The Queen

After a tiring day at work when I got back home yesterday, I was at a loss as to what to do. I decided to catch up on the movie that I had left halfway quite a couple of times. The movie was Stephen Frears “The Queen”, Best motion Picture, 2006. It is quite a watch really. And more so because of its subtlety. No violence, no hugging, no kissing, no crying. Just those silent scenes that pass and still leave you loaded with emotions. (Well, you can’t expect any more, considering the fact that it is based on the British royal family. I had once read this somewhere: “The British royal family are allowed to hug only dogs and horses.”)   The beauty of this movie is that it makes you wonder about both Princess Diana and Queen Elizabeth and all that they stand for. At one moment you really are on Princess Di’s side and the next moment you sympathize with the Queen. It makes you wonder about what would it be like to be in their shoes.

Never seeing eye to eye, even in the picture

There is not much that I remember of Princess Di’s death. After all, I was just 7 then. The only thing I seem to remember about it is Princess Diana haircuts that were oh so fashionable then. But I don’t think it ever looked as amazing as it did on the Princess. She was a woman of style. Beautiful, elegant, generous, loving, warm-hearted.
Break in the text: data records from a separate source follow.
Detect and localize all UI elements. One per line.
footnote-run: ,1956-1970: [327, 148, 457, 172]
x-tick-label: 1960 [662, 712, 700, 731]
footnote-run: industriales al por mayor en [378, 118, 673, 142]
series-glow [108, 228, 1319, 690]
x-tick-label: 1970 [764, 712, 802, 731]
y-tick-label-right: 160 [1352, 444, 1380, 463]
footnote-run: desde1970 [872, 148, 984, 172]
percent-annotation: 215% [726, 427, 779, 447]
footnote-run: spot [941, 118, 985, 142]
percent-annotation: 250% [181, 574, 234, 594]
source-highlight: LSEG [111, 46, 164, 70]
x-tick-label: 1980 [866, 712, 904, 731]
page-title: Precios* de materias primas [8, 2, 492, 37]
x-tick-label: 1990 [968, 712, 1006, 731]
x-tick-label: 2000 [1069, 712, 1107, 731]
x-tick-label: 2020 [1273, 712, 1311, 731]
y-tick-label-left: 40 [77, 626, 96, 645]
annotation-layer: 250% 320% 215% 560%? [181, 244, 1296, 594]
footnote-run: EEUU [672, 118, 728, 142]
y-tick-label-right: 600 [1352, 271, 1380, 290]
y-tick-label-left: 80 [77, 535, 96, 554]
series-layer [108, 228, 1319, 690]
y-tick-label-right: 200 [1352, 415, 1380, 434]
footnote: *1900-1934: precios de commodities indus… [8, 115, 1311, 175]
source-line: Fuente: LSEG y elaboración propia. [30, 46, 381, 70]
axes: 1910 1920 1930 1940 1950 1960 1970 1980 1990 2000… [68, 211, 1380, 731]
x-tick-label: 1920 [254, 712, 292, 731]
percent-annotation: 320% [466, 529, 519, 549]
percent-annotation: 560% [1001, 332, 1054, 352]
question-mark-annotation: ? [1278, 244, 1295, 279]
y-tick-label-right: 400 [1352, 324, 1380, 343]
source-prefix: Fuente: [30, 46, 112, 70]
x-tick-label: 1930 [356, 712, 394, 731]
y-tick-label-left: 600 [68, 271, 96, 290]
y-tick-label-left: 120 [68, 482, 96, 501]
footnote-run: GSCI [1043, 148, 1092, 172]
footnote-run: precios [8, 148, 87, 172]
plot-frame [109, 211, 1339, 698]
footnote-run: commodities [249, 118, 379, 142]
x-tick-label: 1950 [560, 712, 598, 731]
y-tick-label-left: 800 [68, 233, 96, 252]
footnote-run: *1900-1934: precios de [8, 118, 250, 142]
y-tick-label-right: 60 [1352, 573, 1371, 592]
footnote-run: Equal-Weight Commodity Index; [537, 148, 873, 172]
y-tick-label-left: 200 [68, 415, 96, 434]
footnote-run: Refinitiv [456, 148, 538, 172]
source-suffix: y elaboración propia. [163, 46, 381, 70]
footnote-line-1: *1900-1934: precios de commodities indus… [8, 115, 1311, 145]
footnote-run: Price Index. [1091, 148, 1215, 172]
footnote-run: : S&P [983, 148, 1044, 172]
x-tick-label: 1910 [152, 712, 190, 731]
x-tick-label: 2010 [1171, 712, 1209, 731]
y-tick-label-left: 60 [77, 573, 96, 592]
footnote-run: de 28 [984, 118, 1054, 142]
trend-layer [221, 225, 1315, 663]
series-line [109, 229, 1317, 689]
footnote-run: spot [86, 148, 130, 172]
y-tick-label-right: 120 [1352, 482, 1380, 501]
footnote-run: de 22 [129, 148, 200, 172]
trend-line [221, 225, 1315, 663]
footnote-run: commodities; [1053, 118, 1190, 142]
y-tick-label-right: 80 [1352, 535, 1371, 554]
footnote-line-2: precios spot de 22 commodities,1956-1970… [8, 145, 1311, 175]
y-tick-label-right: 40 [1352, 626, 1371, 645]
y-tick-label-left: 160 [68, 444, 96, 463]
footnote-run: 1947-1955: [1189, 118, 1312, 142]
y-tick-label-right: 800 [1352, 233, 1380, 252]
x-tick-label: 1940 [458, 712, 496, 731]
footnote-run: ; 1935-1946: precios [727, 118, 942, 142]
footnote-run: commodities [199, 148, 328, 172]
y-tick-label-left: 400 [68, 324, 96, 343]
She was what Tony Blair rightly described as “The People’s Princess”. Apparently Princess Diana was the first English woman to be named princess by marriage in three hundred years. She was a role model to the people of Britain, an idol of philanthropic work who influenced, helped and nurtured millions of people across the globe. She was also a little crazy. Attention-seeking, as a lot of people would describe her as. But these are the superficial facts that we know about her. Have we ever considered what made her do all the things she did? The affairs, the love of paparazzi and even the philanthropic zest. I think it all emerged from the basic human urge to be cared for, to be loved and above all, to be understood. Once in an interview she was asked if she would ever be the Queen. She said she wouldn’t but that she would like to be the queen of the people’s hearts. And that is exactly what she was.

Now coming to the “queen”. Firstly, Helen Mirren has done a superb job. The role of the queen is not an easy job.  In the movie, yes, but more, I feel, in real life. She is always coming out as a strong, tight lipped, shrewd, disciplined, maybe sometimes a little snobbish woman, unrelenting of anything that doesn’t follow the “book”. Yes, it does sound annoying, especially to my mind. (For me anything that doesn’t bend the rules for change is old fashioned) But the movie, for the first time made me think of her perspective. She has been brought up with the fact that she is “Godsent” for the people. To look after them, to take care of them, to advise them. I think its quite natural for someone from her generation to not understand what Diana did. To believe in the monarchy, to try to do what she thought was right. Irrespective of the fact that the world is new, the people are new. They are changing every moment. They are changing what they want, what they have and what they would like to have (Yes, they are three different things.). It is like the generation gap that we all have with our parents. We know they are different, they know we are different but still we can never find the point where we can meet. But she did. The Queen did, when the Princess died. And that is what made me feel for her.

They are both strong women. Women of power, however different the kind of power is. One who rules one of the strongest nations in the world and the other who ruled the hearts of the people of that nation. They were both correct, for their own good.  They are both “The Queen”, in pursuit of happiness in the only way they both knew. Because all we want to do in this world is be happy, isn’t it?